We have to unravel a bit of your question, here.
The constitution was ratified not by legislatures but by a convention within each state. You might be both a delegate to the convention as well as a member of the legislature, or even both of them and the 1787 Philadelphia Convention, but maybe not. In Connecticut, for example, the legislature decreed there would be delegates elected at town meetings. Among the delegates elected to the CT convention were Roger Sherman and Oliver Ellsworth, who had been key in the Philadelphia convention. Before then, Sherman had been a delegate to the Continental Congress, Ellsworth had been a judge. It was in those state conventions that the debates - sometimes fierce- really happened, because there were a lot of delegates who were either Anti-Federalists and didn’t want the new constitution, or at least had plenty of reservations about it.
Some states were indeed very much crippled by debt. Massachusetts' Boston merchants had been dependent on foreign trade, and the debt had made it almost impossible for them to access foreign credit. When it attempted to wring hard currency for taxes from its farmers in 1786 to pay it, Massachusetts got a revolt, Shays' Rebellion. But however important the debt was, it did not feature in the ratification debates. There, the primary arguments were over how much the proposed Federal government would be taking away powers from the states, how much it might restrict or abolish slavery and how much large states might be able to oppress smaller ones. And also how much the new Federal government would be able to provide security: the Continental Congress had not been able to tax, to raise revenue, and had not been able to create a national army and navy, either, and there were powerful nations who had territory adjoining the new US. But facing the debates was a simple fact- the choice was to have the new Constitution, or reject it and so go back and start over again. Even delegates who were not Federalists, with reservations, doubts, often ended up choosing the Constitution over having to put together another Constitutional Convention.
It was after ratification, and the creation of a federal government that had a real executive branch under George Washington, that there was any attempt to deal with all the debt. One reason was because until then, no one had really calculated it. Alexander Hamilton, the new Treasury Secretary, was given an assistant secretary, comptroller and thirty clerks. He worked non-stop through the fall of 1789, and found the debt amounted to over $76,000,000, and the interest was running about $5,000,000 a year. And that debt was complex. The Continental Congress had borrowed abroad- mostly from France, Spain and Holland. But it had also borrowed extensively at home, among other things issuing the paper Continental currency that had sat, worthless, in the hands of War veterans and a host of contractors and speculators in the 1780’s. The states themselves had borrowed at home; but also abroad ( when John Adams came into Holland looking for loans for the Continental Congress in 17776, he discovered that Massachusetts had already been there, asking the same thing).

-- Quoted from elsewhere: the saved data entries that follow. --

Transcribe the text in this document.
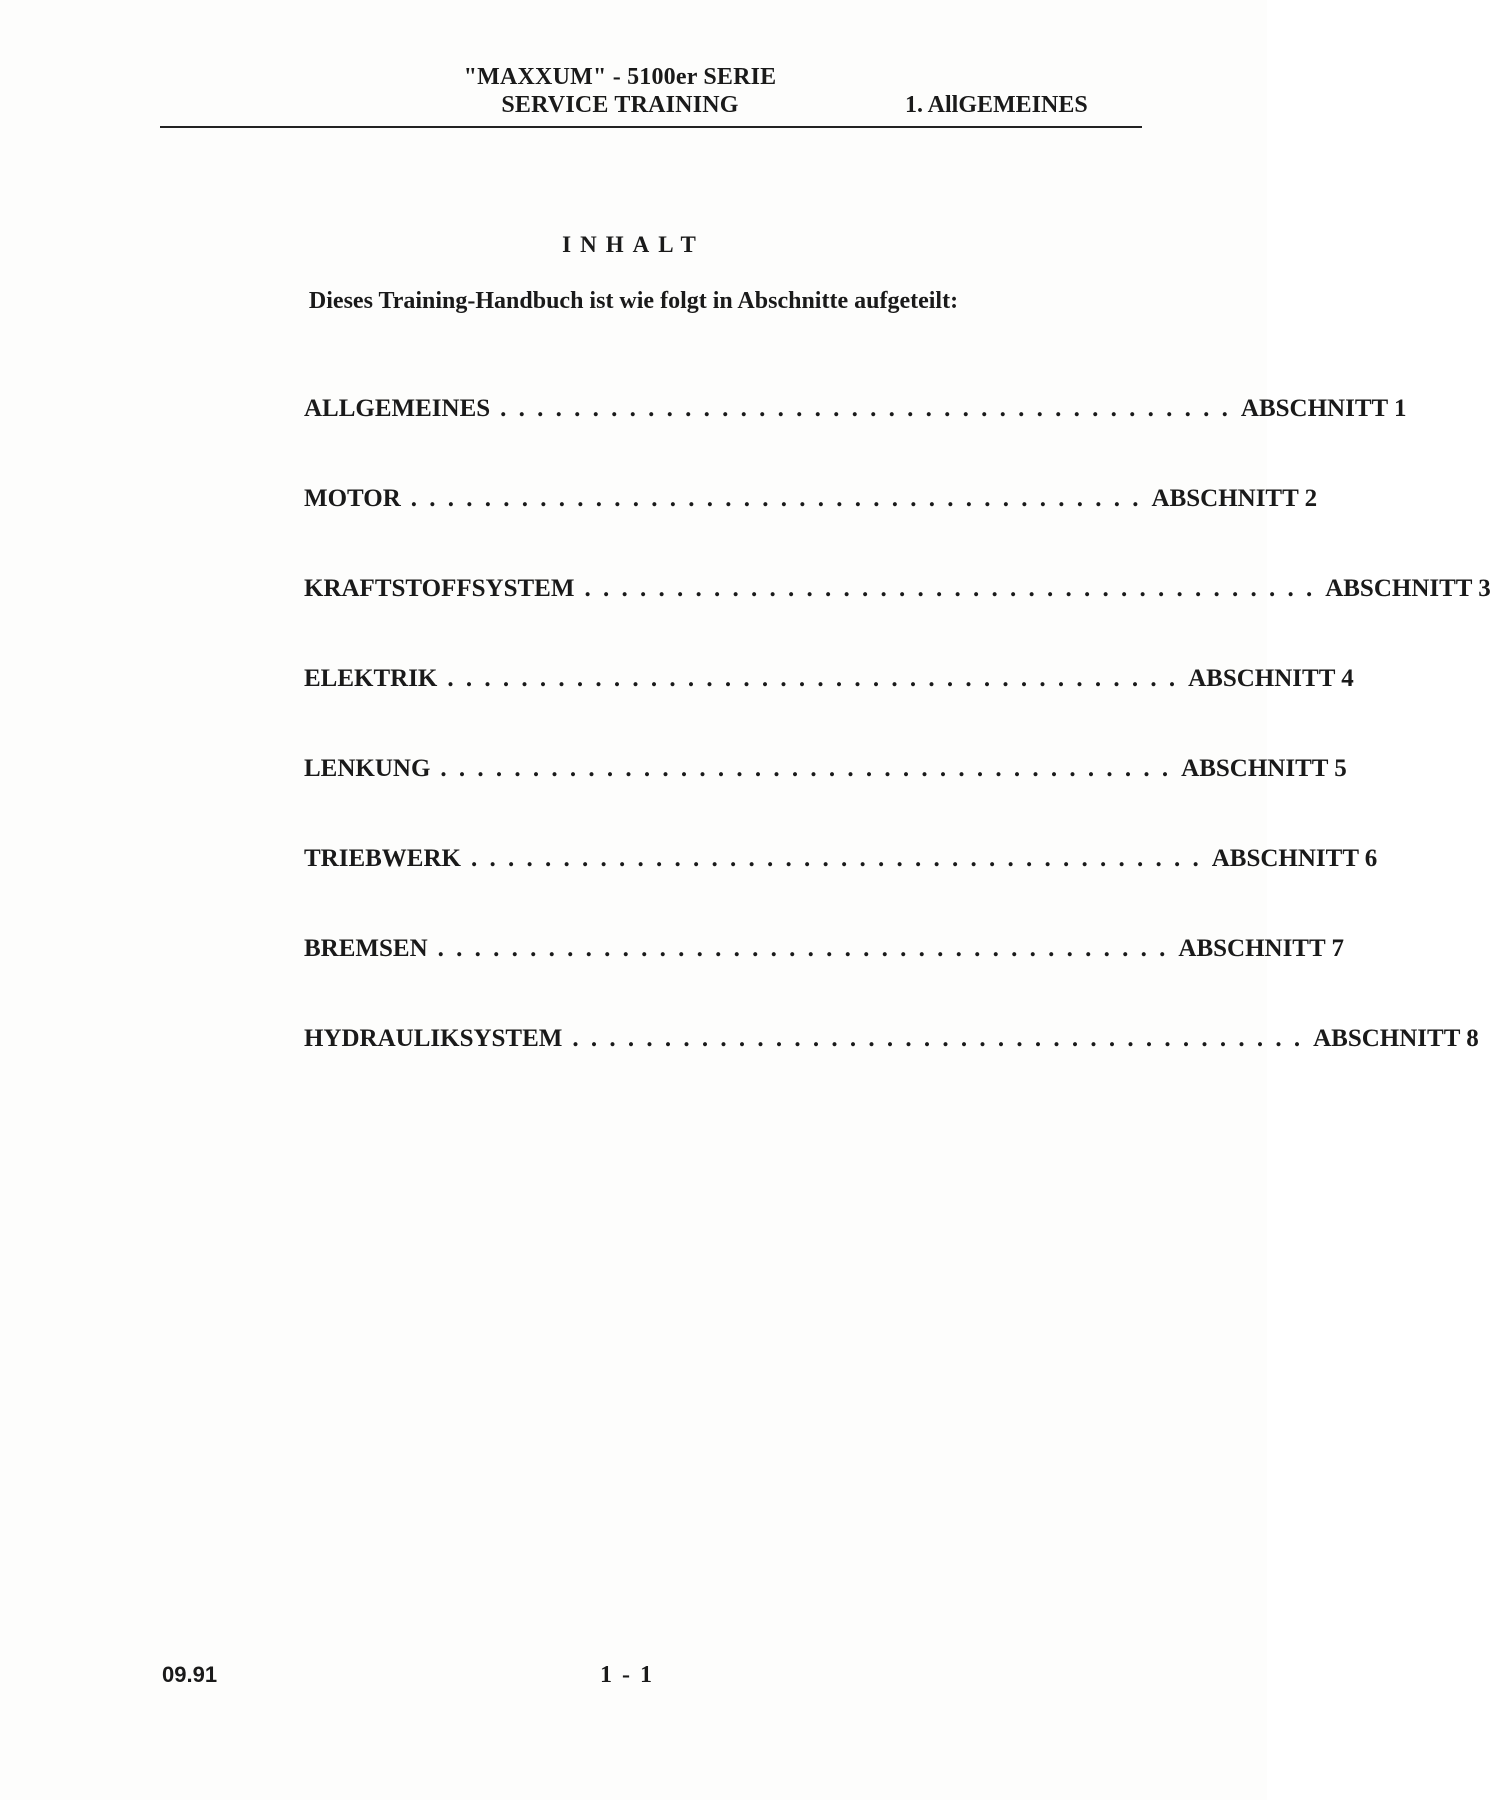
"MAXXUM" - 5100er SERIE
SERVICE TRAINING	1. AllGEMEINES
INHALT
Dieses Training-Handbuch ist wie folgt in Abschnitte aufgeteilt:
ALLGEMEINES . . . . . . . . . . . . . . . . . . . . . . . . . . . . . . . . . . . . . . . . ABSCHNITT 1
MOTOR . . . . . . . . . . . . . . . . . . . . . . . . . . . . . . . . . . . . . . . . ABSCHNITT 2
KRAFTSTOFFSYSTEM . . . . . . . . . . . . . . . . . . . . . . . . . . . . . . . . . . . . . . . . ABSCHNITT 3
ELEKTRIK . . . . . . . . . . . . . . . . . . . . . . . . . . . . . . . . . . . . . . . . ABSCHNITT 4
LENKUNG . . . . . . . . . . . . . . . . . . . . . . . . . . . . . . . . . . . . . . . . ABSCHNITT 5
TRIEBWERK . . . . . . . . . . . . . . . . . . . . . . . . . . . . . . . . . . . . . . . . ABSCHNITT 6
BREMSEN . . . . . . . . . . . . . . . . . . . . . . . . . . . . . . . . . . . . . . . . ABSCHNITT 7
HYDRAULIKSYSTEM . . . . . . . . . . . . . . . . . . . . . . . . . . . . . . . . . . . . . . . . ABSCHNITT 8
09.91	1 - 1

Some states- Virginia, Maryland and Georgia- had managed to pay down their debts (though less than they thought) in the 1780’s. Massachusetts, South Carolina and Connecticut had not. Hamilton argued for the Federal government to assume all of the war debt. Madison ( and in the background, Jefferson) were against it assuming the state debts. There was a lot of wrangling, managed pretty well by Madison, and a deal was reached in 1790. The northern states got most, but not all, of the state debts assumed by the federal government. In return, Virginia got $500,000 more of its own debt assumed, the southern states got to avoid the issue of the abolition of slavery ( which had just been put forward and strongly advocated by Ben Franklin, his very last political effort), and they got the new national capitol.
The Compromise of 1790 was a mix of good, bad. On one hand, bundling the war debt into one package and having the new federal government pay it was critical to getting the new country up and running, with a stable currency and foreign trade. But it didn't deal with the issue of slavery, pushed it into the future- and that was a missed opportunity, because we know now in the future that problem became much, much harder, not easier to solve. It also created a real split between the small-government politicians like Jefferson and the large-government politicians like Hamilton. That split would also create the first parties, the large-government Federalists and small-government Democratic Republicans.